Le tribunal de commerce de Montpellier a rendu un jugement le 14 janvier 2026 concernant un litige opposant un établissement bancaire à la caution dirigeante d’une société en liquidation judiciaire. La banque réclamait le paiement de la somme de 61 162,60 euros au titre d’un cautionnement souscrit le 10 février 2023 pour un prêt professionnel de 329 000 euros. La caution contestait la validité de son engagement en invoquant un vice de forme, une disproportion manifeste, un manquement au devoir de mise en garde et un défaut d’information annuelle. La question centrale était de savoir si l’acte de cautionnement était valable et opposable à la caution dirigeante. Le tribunal a rejeté l’ensemble des demandes de la caution et l’a condamnée au paiement.
La validité de l’acte de cautionnement et l’absence de disproportion.
Le tribunal écarte d’abord le moyen tiré d’un vice de forme en se fondant sur les dispositions de l’article 2297 du Code civil. Il considère que la mention manuscrite apposée par la caution est conforme aux exigences légales, ce qui écarte toute nullité pour vice de forme. Cette solution est classique et démontre que le juge applique strictement le formalisme protecteur sans exigence de mention prédéterminée depuis la réforme.

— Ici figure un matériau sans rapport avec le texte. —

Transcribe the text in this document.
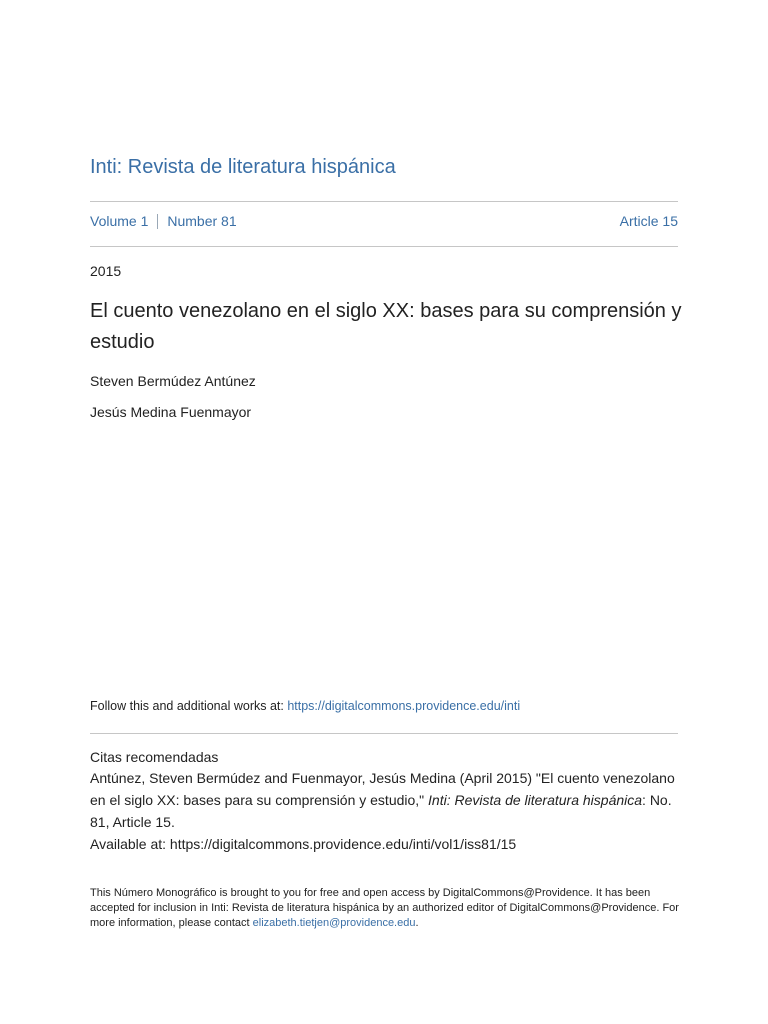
Inti: Revista de literatura hispánica
Volume 1 Number 81	Article 15
2015
El cuento venezolano en el siglo XX: bases para su comprensión y estudio
Steven Bermúdez Antúnez
Jesús Medina Fuenmayor
Follow this and additional works at: https://digitalcommons.providence.edu/inti
Citas recomendadas
Antúnez, Steven Bermúdez and Fuenmayor, Jesús Medina (April 2015) "El cuento venezolano en el siglo XX: bases para su comprensión y estudio," Inti: Revista de literatura hispánica: No. 81, Article 15.
Available at: https://digitalcommons.providence.edu/inti/vol1/iss81/15
This Número Monográfico is brought to you for free and open access by DigitalCommons@Providence. It has been accepted for inclusion in Inti: Revista de literatura hispánica by an authorized editor of DigitalCommons@Providence. For more information, please contact elizabeth.tietjen@providence.edu.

Sur la disproportion, le juge estime que la caution ne rapporte pas la preuve qui lui incombe. Il relève que la société venait d’acquérir un fonds de commerce d’une valeur de 329 000 euros et que la caution a perçu un boni de liquidation de 20 007,45 euros. En application de l’article 1363 du Code civil, “Nul ne peut se constituer de titre à soi-même”, le tribunal refuse de prendre en compte une simple attestation rédigée par la caution elle-même. Cette décision rappelle le principe selon lequel la charge de la preuve de la disproportion pèse sur la caution qui l’invoque, conformément à l’article L.343-4 du Code de la consommation. La valeur de cet arrêt est de réaffirmer que les parts sociales et les actifs professionnels doivent être intégrés dans l’appréciation du patrimoine de la caution dirigeante.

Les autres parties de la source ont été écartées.